The CBOE Volatility Index, or VIX, is down about 30 percent year-to-date, even though some investors have been expecting a rockier stock market as the Federal Reserve gets ready to raise interest rates and the six-year-old bull market ages.
"Right now volatility is at that level because no one is talking in panic terms," said Andrew Wilkinson, chief market analyst at Interactive Brokers Group in Greenwich, Connecticut.
Year-to-date, roughly $1.9 billion has flowed into ETFs wagering on a rise in volatility, while some $1.1 billion has flowed out of ETFs betting on a drop in volatility, based on a Reuters analysis of FactSet data. Investors have been punished for those decisions.
The biggest long volatility-focused ETF, the iPath S&P 500 VIX Short-Term Futures ETN, for example, has attracted $766 million in new investments this year - while it is down about 40 percent. At the same time, money has been flowing out of ETFs that bet on low volatility. The VelocityShares Daily Inverse VIX Short-Term ETN, for example, is up 45 percent this year but has had $680 million in outflows.
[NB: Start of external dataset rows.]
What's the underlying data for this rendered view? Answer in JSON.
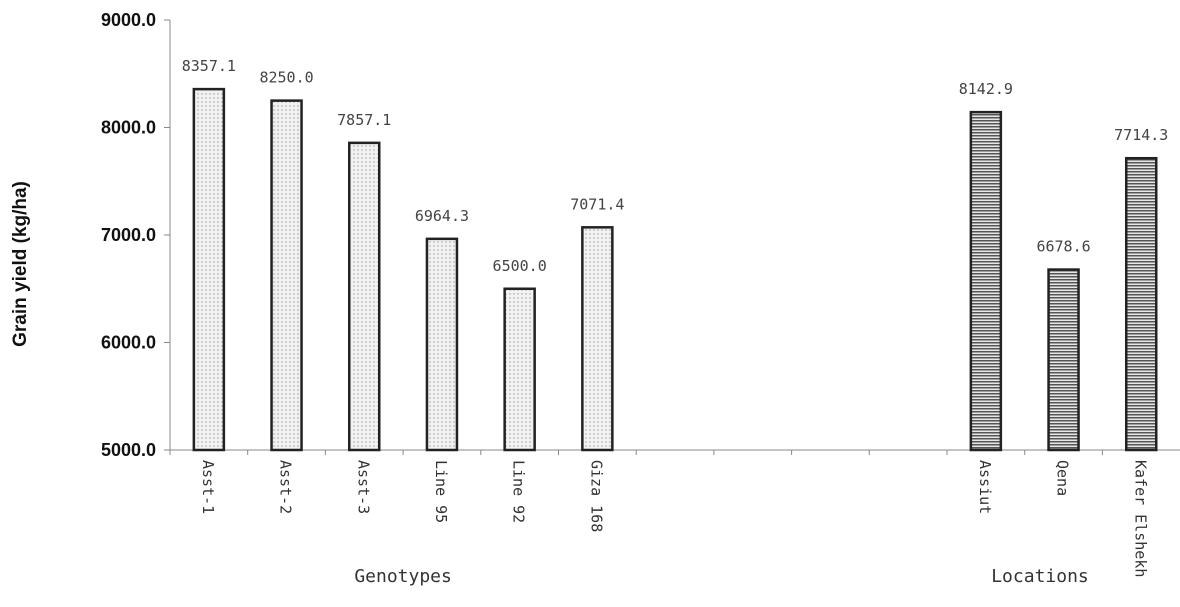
{
  "chart_data": {
    "type": "bar",
    "ylabel": "Grain yield (kg/ha)",
    "xlabel": "",
    "ylim": [
      5000,
      9000
    ],
    "yticks": [
      "5000.0",
      "6000.0",
      "7000.0",
      "8000.0",
      "9000.0"
    ],
    "grid": false,
    "groups": [
      {
        "name": "Genotypes",
        "categories": [
          "Asst-1",
          "Asst-2",
          "Asst-3",
          "Line 95",
          "Line 92",
          "Giza 168"
        ],
        "values": [
          8357.1,
          8250.0,
          7857.1,
          6964.3,
          6500.0,
          7071.4
        ],
        "labels": [
          "8357.1",
          "8250.0",
          "7857.1",
          "6964.3",
          "6500.0",
          "7071.4"
        ],
        "color": "#f2f2f2"
      },
      {
        "name": "Locations",
        "categories": [
          "Assiut",
          "Qena",
          "Kafer Elshekh"
        ],
        "values": [
          8142.9,
          6678.6,
          7714.3
        ],
        "labels": [
          "8142.9",
          "6678.6",
          "7714.3"
        ],
        "color": "#a8a8a8"
      }
    ]
  }
}
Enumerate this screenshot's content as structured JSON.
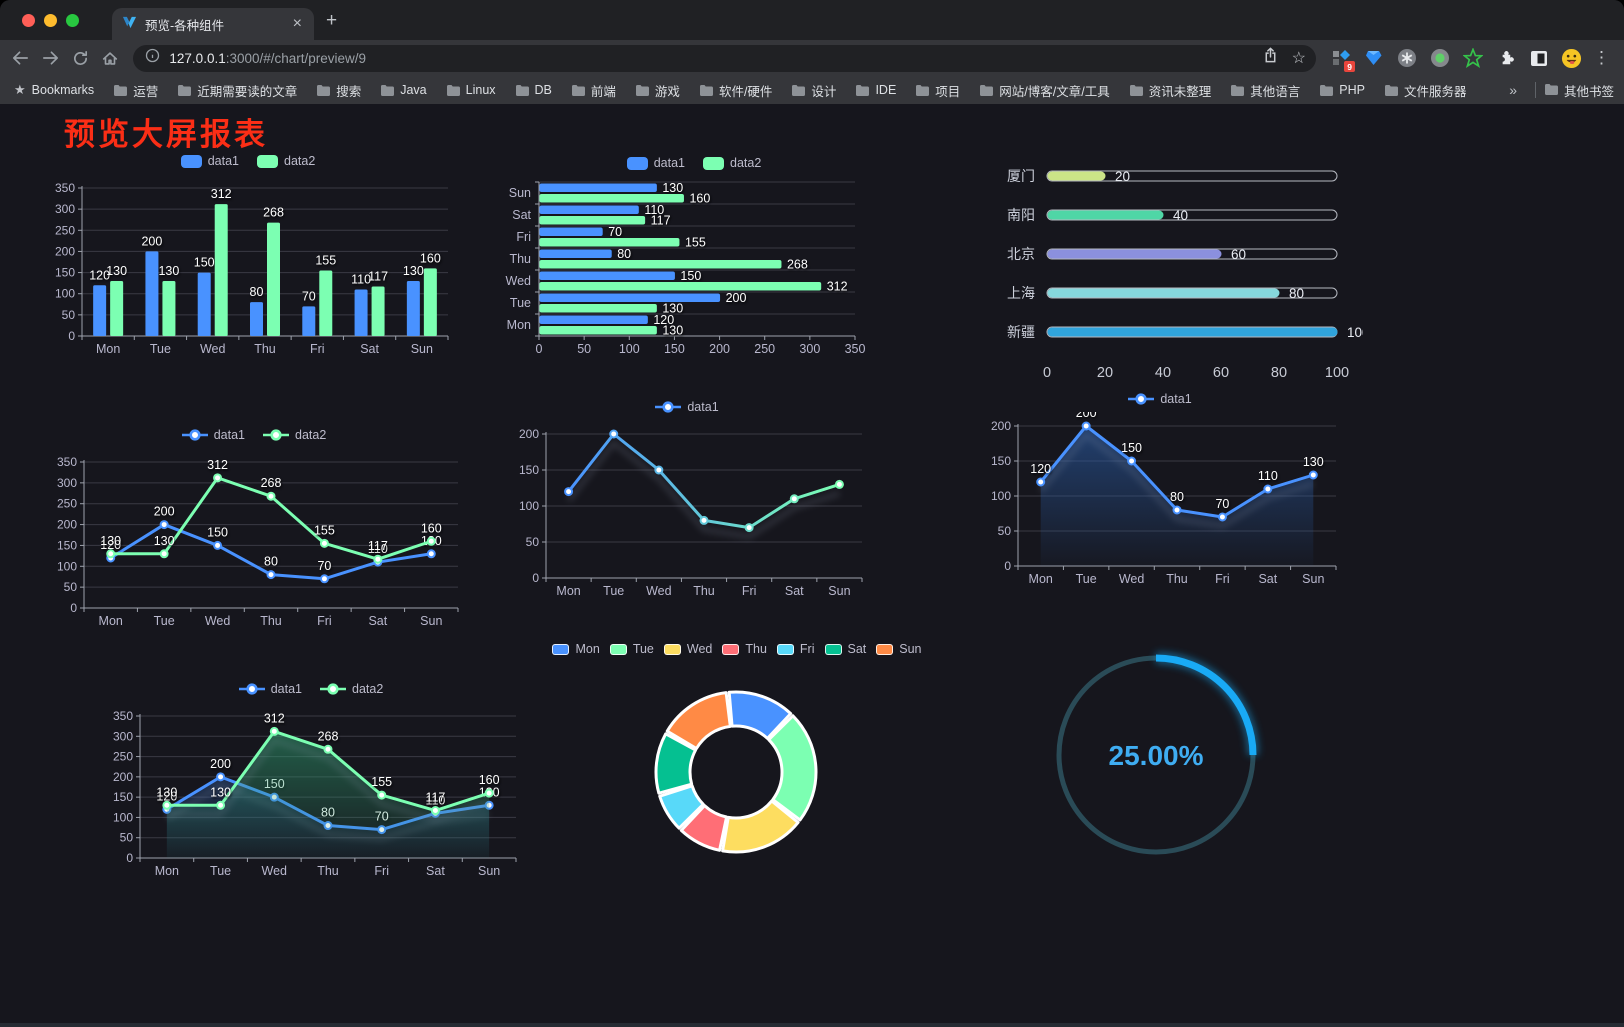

Much of the money flowing into volatility ETFs likely comes from professional investors who are using them to hedge their long bets and may be jumping in and out of them. George Soros' hedge fund, Soros Fund Management LLC, for example, held shares of the iPath S&P 500 VIX Short-Term Futures ETN at the end of the first quarter, according to the fund's quarterly regulatory filings.
But those plays come at a price, especially for retail investors who tend to keep positions for longer periods of time.
"Retail investors tend to use these things as a gambling product," said Cory Burnell, chief investment officer of California-based BluePrint Wealth Partners, while institutional investors may employ a more sophisticated hedging strategy, .
"If you're betting on a spike in volatility, you'd better be right pretty quickly," Burnell said. "If you're wrong, you're going to get eaten up. It's an expensive bet."
That is because these funds are constantly replacing expiring futures contracts with new ones. When the new contracts are more expensive than the ones being sold (a situation called contango in the futures markets), the funds lose money on both ends of that transaction.
Contango is currently at about 8 percent, which means that investors buying a long VIX fund would need the VIX to rise more than 8 percent to hit a positive return.
In addition, the funds cost more than a typical stock or bond exchange-traded fund, with the VXX ETF, for example, charging 0.89 percent of assets per year in management fees.
"People have a higher fear of what's going to happen than what actually happens and therefore they're willing to pay for insurance," said Mike Venuto, chief investment officer at Toroso Investments. But he noted, "Volatility is not something that's sustainable."